Confinement of Atomically Dispersed Ptδ+ Sites in Zinc-Incorporated Silicalite-1 Zeolite for Enhanced Propane Dehydrogenation

Abstract

For industrial use, propylene production requires efficient and cost-effective propane dehydrogenation (PDH) catalysts. Given the scarcity of platinum and toxicity of chromium, enhancing the catalytic activity and high-temperature stability of zinc-based alternative catalysts bearing a limited amount of Pt would be ideal. Here, we successfully created a low-loaded platinum-confined and zinc-incorporated MFI-type silicalite-1 zeolite catalyst via a facile one-pot synthesis route aided by a micro-liquid film reactor. It was demonstrated that highly dispersed Zn ions were fully incorporated into the S-1 framework, while atomically dispersed Pt^δ+ binding to the framework oxygen atoms could be firmly confined in the S-1 micropores.
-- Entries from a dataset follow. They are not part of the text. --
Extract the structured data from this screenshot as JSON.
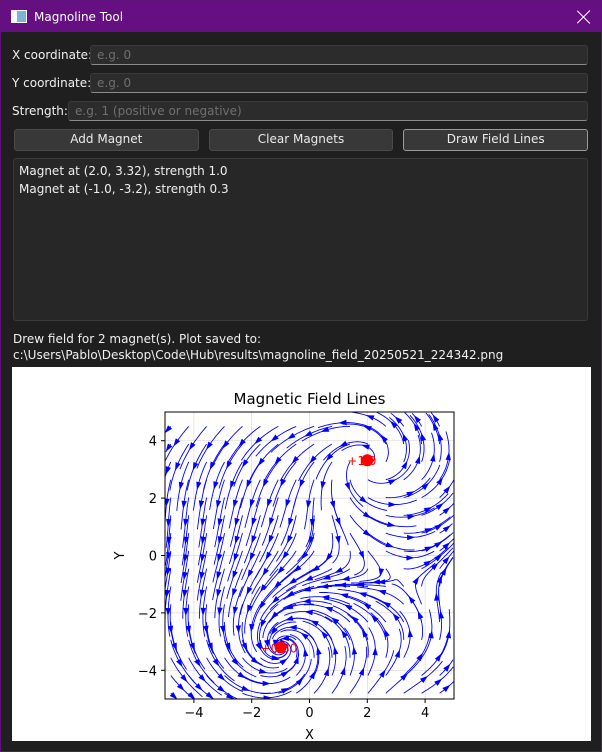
{
  "window": {
    "title": "Magnoline Tool"
  },
  "form": {
    "x_label": "X coordinate:",
    "x_placeholder": "e.g. 0",
    "y_label": "Y coordinate:",
    "y_placeholder": "e.g. 0",
    "strength_label": "Strength:",
    "strength_placeholder": "e.g. 1 (positive or negative)"
  },
  "buttons": {
    "add": "Add Magnet",
    "clear": "Clear Magnets",
    "draw": "Draw Field Lines"
  },
  "magnets_list": [
    "Magnet at (2.0, 3.32), strength 1.0",
    "Magnet at (-1.0, -3.2), strength 0.3"
  ],
  "status": {
    "line1": "Drew field for 2 magnet(s). Plot saved to:",
    "line2": "c:\\Users\\Pablo\\Desktop\\Code\\Hub\\results\\magnoline_field_20250521_224342.png"
  },
  "chart_data": {
    "type": "scatter",
    "title": "Magnetic Field Lines",
    "xlabel": "X",
    "ylabel": "Y",
    "xlim": [
      -5,
      5
    ],
    "ylim": [
      -5,
      5
    ],
    "xticks": [
      -4,
      -2,
      0,
      2,
      4
    ],
    "yticks": [
      -4,
      -2,
      0,
      2,
      4
    ],
    "grid": true,
    "marker_color": "#ff0000",
    "line_color": "#0000ff",
    "points": [
      {
        "x": 2.0,
        "y": 3.32,
        "label": "+1.0"
      },
      {
        "x": -1.0,
        "y": -3.2,
        "label": "+0.30"
      }
    ]
  }
}
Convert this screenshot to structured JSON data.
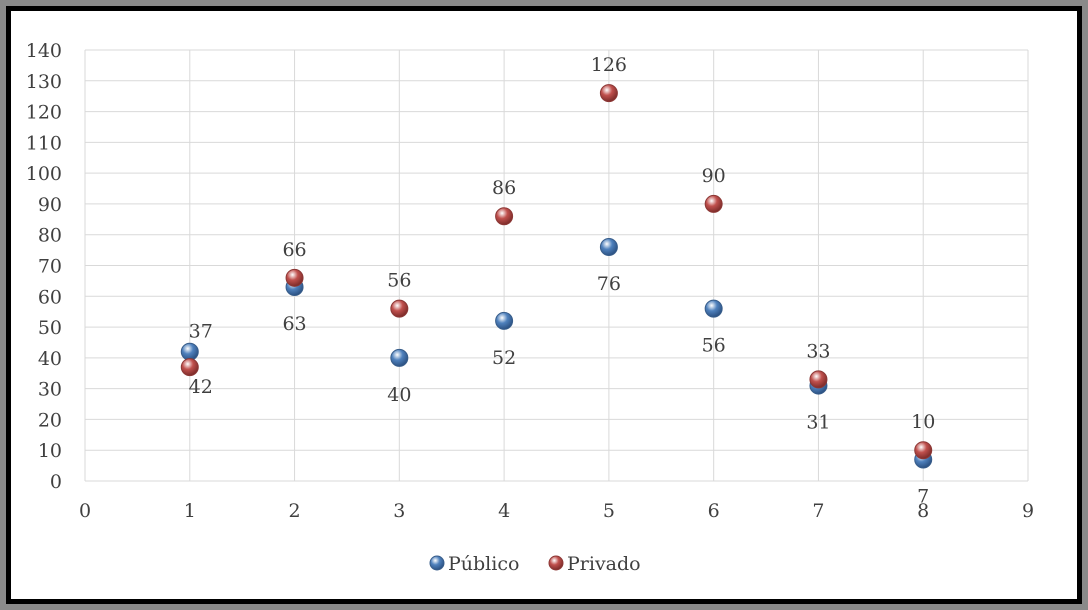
{
  "chart_data": {
    "type": "scatter",
    "title": "",
    "xlabel": "",
    "ylabel": "",
    "xlim": [
      0,
      9
    ],
    "ylim": [
      0,
      140
    ],
    "x_ticks": [
      "0",
      "1",
      "2",
      "3",
      "4",
      "5",
      "6",
      "7",
      "8",
      "9"
    ],
    "y_ticks": [
      "0",
      "10",
      "20",
      "30",
      "40",
      "50",
      "60",
      "70",
      "80",
      "90",
      "100",
      "110",
      "120",
      "130",
      "140"
    ],
    "grid": true,
    "legend_position": "bottom",
    "series": [
      {
        "name": "Público",
        "color": "#4f81bd",
        "x": [
          1,
          2,
          3,
          4,
          5,
          6,
          7,
          8
        ],
        "values": [
          42,
          63,
          40,
          52,
          76,
          56,
          31,
          7
        ]
      },
      {
        "name": "Privado",
        "color": "#c0504d",
        "x": [
          1,
          2,
          3,
          4,
          5,
          6,
          7,
          8
        ],
        "values": [
          37,
          66,
          56,
          86,
          126,
          90,
          33,
          10
        ]
      }
    ]
  }
}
The as-constructed catalyst with only 0.041 wt % Pt loading displayed an impressively ultralow deactivation rate constant of approximately 0.0007 h^–1 in the PDH at the WHSV of 2.4 h^–1 and 600 °C. More significantly, the catalyst achieved a remarkably high propylene production rate of 188.1 mol_C3H6·g_Pt^–1·h^–1 at the higher WHSV of 12 h^–1, far surpassing those of the state-of-the-art PtZn- and PtSn-based catalysts for PDH operated at the medium WHSV values. By combining the multiple characterizations and density functional theory calculations, it was unveiled that the high catalytic efficiency and high-temperature stability of the catalyst was ascribed to the formation of unique atomically dispersed Pt^δ+–O–Zn structures in the catalyst. This work proposes an effective strategy for tuning the nature of active metal sites in zeolites to create high-performance catalysts across diverse heterogeneous catalytic processes.